The structure and amino acid diversity of the T-cell receptor (TCR), similar in nature to that of Fab portions of antibodies, would suggest that these proteins have a nearly infinite capacity to recognize antigen. Yet all currently defined native T cells expressing an α and β chain in their TCR can only sense antigen when presented in the context of a major histocompatibility complex (MHC) molecule. This MHC molecule can be one of many that exist in vertebrates, presenting small peptide fragments, lipid molecules, or small molecule metabolites. Here we review the pattern of TCR recognition of MHC molecules throughout a broad sampling of species and T-cell lineages and also touch upon T cells that do not appear to require MHC presentation for their surveillance function. We review the diversity of MHC molecules and information on the corresponding T-cell lineages identified in divergent species. We also discuss TCRs with structural domains unlike that of conventional TCRs of mouse and human. By presenting this broad view of TCR sequence, structure, domain organization, and function, we seek to explore how this receptor has evolved across time and been selected for alternative antigen-recognition capabilities in divergent lineages.

Evolution of V genes from the TRV loci of mammals

Information concerning the evolution of T lymphocyte receptors (TCR) can be deciphered from that part of the molecule that recognizes antigen presented by major histocompatibility complex (MHC), namely the variable (V) regions. The genes that code for these variable regions are found within the TCR loci. Here, we describe a study of the evolutionary origin of V genes that code for the α and β chains of the TCR loci of mammals. In particular, we demonstrate that most of the 35 TRAV and 25 TRBV conserved genes found in Primates are also found in other Eutheria, while in Marsupials, Monotremes, and Reptiles, these genes diversified in a different manner. We also show that in mammals, all TRAV genes are derived from five ancestral genes, while all TRBV genes originate from four such genes. In Reptiles, the five TRAV and three out of the four TRBV ancestral genes exist, as well as other V genes not found in mammals. We also studied the TRGV and TRDV loci from all mammals, and we show a relationship of the TRDV to the TRAV locus throughout evolutionary time.
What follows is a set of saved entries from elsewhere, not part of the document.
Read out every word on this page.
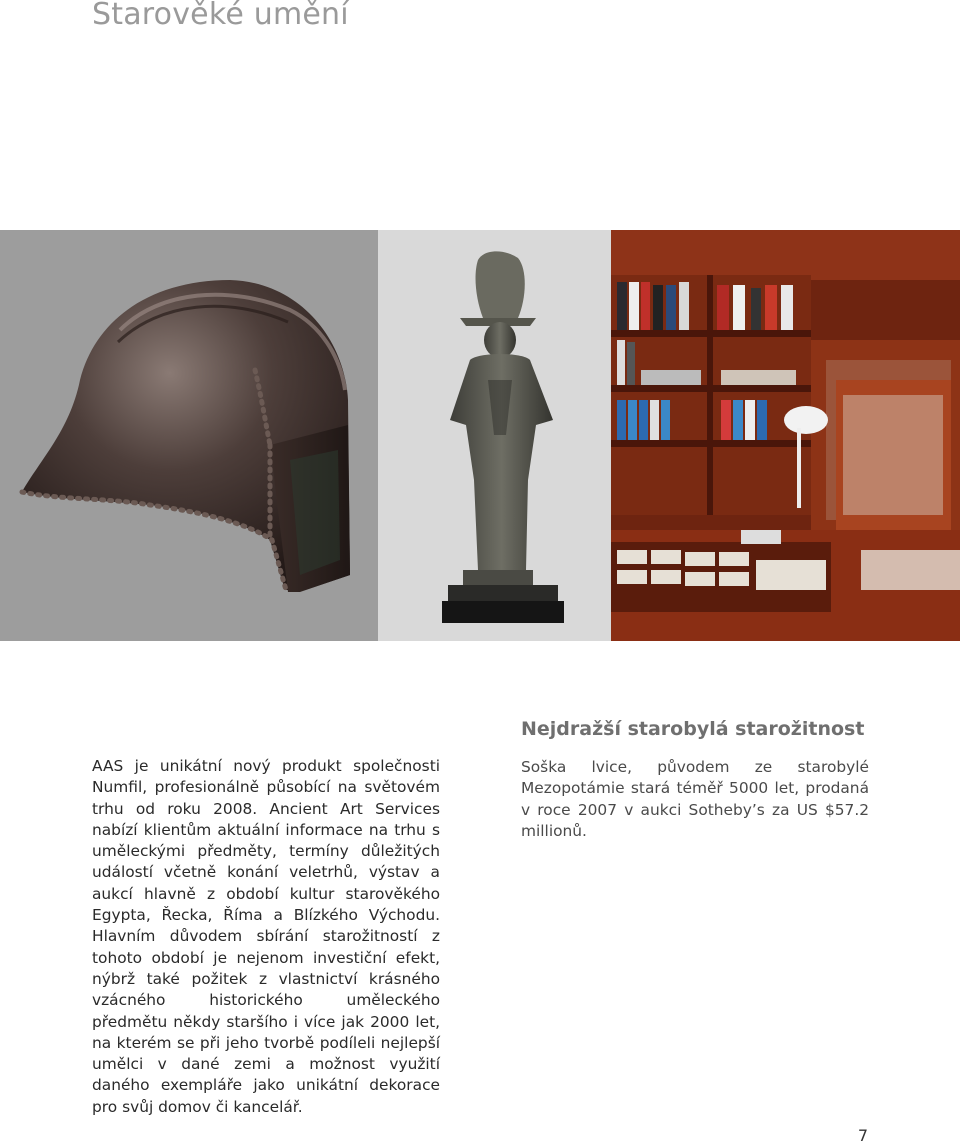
Starověké umění

AAS je unikátní nový produkt společnosti Numfil, profesionálně působící na světovém trhu od roku 2008. Ancient Art Services nabízí klientům aktuální informace na trhu s uměleckými předměty, termíny důležitých událostí včetně konání veletrhů, výstav a aukcí hlavně z období kultur starověkého Egypta, Řecka, Říma a Blízkého Východu. Hlavním důvodem sbírání starožitností z tohoto období je nejenom investiční efekt, nýbrž také požitek z vlastnictví krásného vzácného historického uměleckého předmětu někdy staršího i více jak 2000 let, na kterém se při jeho tvorbě podíleli nejlepší umělci v dané zemi a možnost využití daného exempláře jako unikátní dekorace pro svůj domov či kancelář.

Nejdražší starobylá starožitnost

Soška lvice, původem ze starobylé Mezopotámie stará téměř 5000 let, prodaná v roce 2007 v aukci Sotheby’s za US $57.2 millionů.

7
V genes in primates from whole genome sequencing data

The adaptive immune system uses V genes for antigen recognition. However, the evolutionary diversification and selection processes within and across species and orders remain poorly understood. Here, we studied the amino acid (AA) sequences obtained from the translated in-frame V exons of immunoglobulins (IG) and T cell receptors (TR) from 16 primate species whose genomes have been sequenced. Multi-species comparative analysis supports the hypothesis that V genes in the IG loci undergo birth/death processes, thereby permitting rapid adaptability over evolutionary time. We also show that multiple cladistic groupings exist in the TRA (35 clades) and TRB (25 clades) V gene loci and that each primate species typically contributes at least one V gene to each of these clades. The results demonstrate that IG V genes and TR V genes have quite different evolutionary pathways; multiple duplications can explain the IG loci results, while coevolutionary pressures can explain the phylogenetic results of the TR V gene loci. Our results suggest that there exist evolutionary relationships between V gene clades in the TRA and TRB loci. Due to the long-standing preservation of these clades, such genes may have specific and necessary roles for the viability of a species.